The team found that these dimming events occur approximately every 5.67 days, in phase with the stellar rotation, noting that they are deep (sometimes greater than 15 percent) and short in duration relative to the rotational period. Moreover, the morphology of the dimmings is variable throughout the whole observational campaign, while the starspot modulation pattern remains stable over this period of time.
While such variable dimmings have been documented around mature stars and stellar remnants, it has not been previously observed around a young star lacking a protoplanetary disk, as in the case of RIK-210.
In the search for possible explanations of the observed transient, transit-like dimming events, the researchers at first excluded the possibility that they can be caused by an eclipsing stellar or brown dwarf companion. This hypothesis was ruled out as it is inconsistent with radial velocity measurements as well as with archival and follow-up photometry data.
The researchers emphasized that the dimmings cannot be due to a single spherical body because of the variable morphology of these events. They added that based on the observed depths and durations, it is also unlikely that the dimmings could be explained by features on the stellar surface.
According to the team, the most plausible explanation of the nature of the obscuring material is that it could be a magnetospheric cloud. They assume that a cloud of plasma analogous to those observed in high-mass stars, or a dusty accretion column, could naturally explain the synchronicity between the rotation period and the dimming events.
"Since the accretion timescale is ... much shorter than the orbital period, this model might explain the variable depths and morphologies of dimming events," the paper reads.
Other explanations taken into account by the researchers are: an accretion flow from residual gas and dust, remnants of the late stages of planet formation, the product of a giant-impact type collision, an enshrouded protoplanet with an extended tail, or one or more eccentric bodies undergoing periodic tidal disruption upon each periastron passage.
In order to finally confirm which of the proposed hypotheses is true, the team calls for continued photometric and spectroscopic monitoring.
"Multi-band photometric monitoring can be used to test whether the dip depths are wavelength-dependent; solid-body transits are achromatic, while extinction by dust is less severe at redder wavelengths.
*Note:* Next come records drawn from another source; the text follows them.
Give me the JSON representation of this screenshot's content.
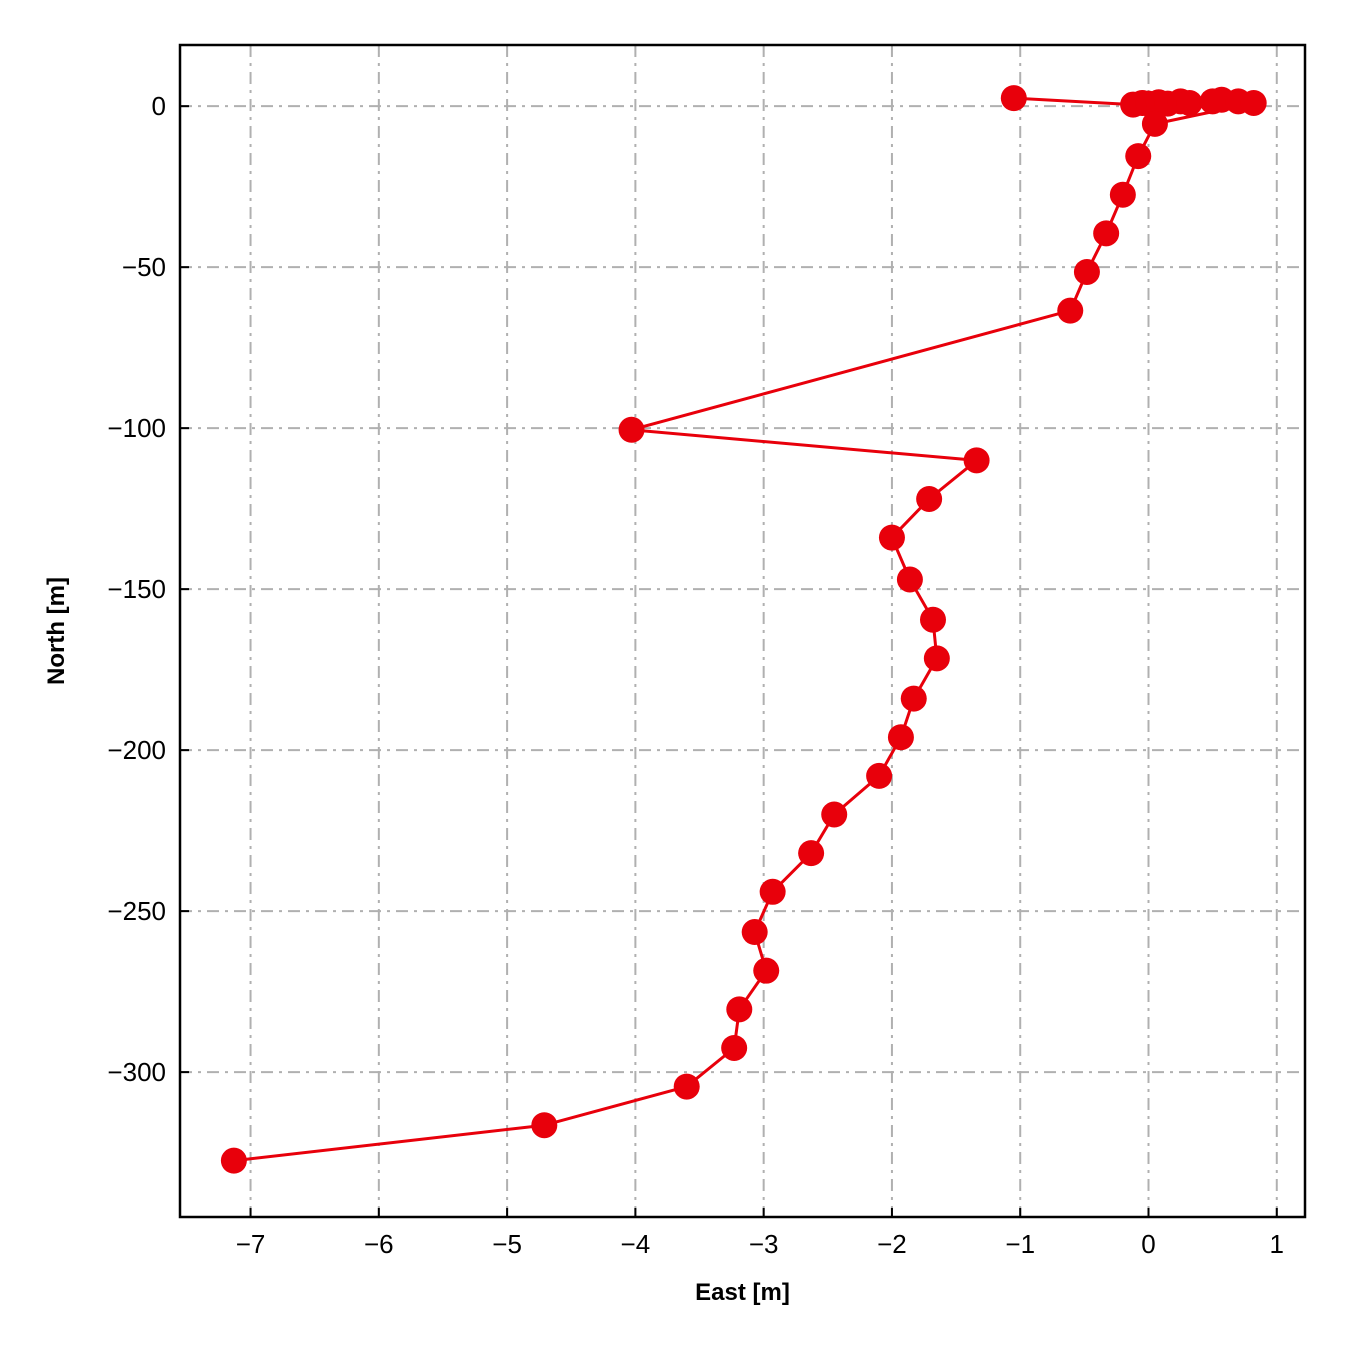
{
  "chart_data": {
    "type": "line",
    "title": "",
    "xlabel": "East [m]",
    "ylabel": "North [m]",
    "xlim": [
      -7.55,
      1.22
    ],
    "ylim": [
      -345,
      19
    ],
    "xticks": [
      -7,
      -6,
      -5,
      -4,
      -3,
      -2,
      -1,
      0,
      1
    ],
    "yticks": [
      0,
      -50,
      -100,
      -150,
      -200,
      -250,
      -300
    ],
    "grid": true,
    "series": [
      {
        "color": "#e8000b",
        "marker": "circle",
        "x": [
          -1.05,
          -0.12,
          -0.05,
          0.0,
          0.08,
          0.15,
          0.25,
          0.32,
          0.5,
          0.57,
          0.7,
          0.82,
          0.05,
          -0.08,
          -0.2,
          -0.33,
          -0.48,
          -0.61,
          -4.03,
          -1.34,
          -1.71,
          -2.0,
          -1.86,
          -1.68,
          -1.65,
          -1.83,
          -1.93,
          -2.1,
          -2.45,
          -2.63,
          -2.93,
          -3.07,
          -2.98,
          -3.19,
          -3.23,
          -3.6,
          -4.71,
          -7.13
        ],
        "y": [
          2.5,
          0.5,
          1.0,
          0.8,
          1.2,
          0.8,
          1.5,
          1.0,
          1.5,
          2.0,
          1.5,
          1.0,
          -5.5,
          -15.5,
          -27.5,
          -39.5,
          -51.5,
          -63.5,
          -100.5,
          -110,
          -122,
          -134,
          -147,
          -159.5,
          -171.5,
          -184,
          -196,
          -208,
          -220,
          -232,
          -244,
          -256.5,
          -268.5,
          -280.5,
          -292.5,
          -304.5,
          -316.5,
          -327.5
        ]
      }
    ]
  }
}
Finally, spectroscopic monitoring while the star is known to be dimming can test whether there is enhanced absorption by a gaseous cloud transiting the star," the scientists concluded.
We find transient, transit-like dimming events within the K2 time series photometry of the young star RIK-210 in the Upper Scorpius OB association. These dimming events are variable in depth, duration, and morphology. High spatial resolution imaging revealed the star is single, and radial velocity monitoring indicated that the dimming events can not be due to an eclipsing stellar or brown dwarf companion. Archival and follow-up photometry suggest the dimming events are transient in nature. The variable morphology of the dimming events suggests they are not due to a single, spherical body. The ingress of each dimming event is always shallower than egress, as one would expect for an orbiting body with a leading tail. The dimming events are periodic and synchronous with the stellar rotation. However, we argue it is unlikely the dimming events could be attributed to anything on the stellar surface based on the observed depths and durations. Variable obscuration by a protoplanetary disk is unlikely on the basis that the star is not actively accreting and lacks the infrared excess associated with an inner disk. Rather, we explore the possibilities that the dimming events are due to magnetospheric clouds, a transiting protoplanet surrounded by circumplanetary dust and debris, eccentric orbiting bodies undergoing periodic tidal disruption, or an extended field of dust or debris near the corotation radius.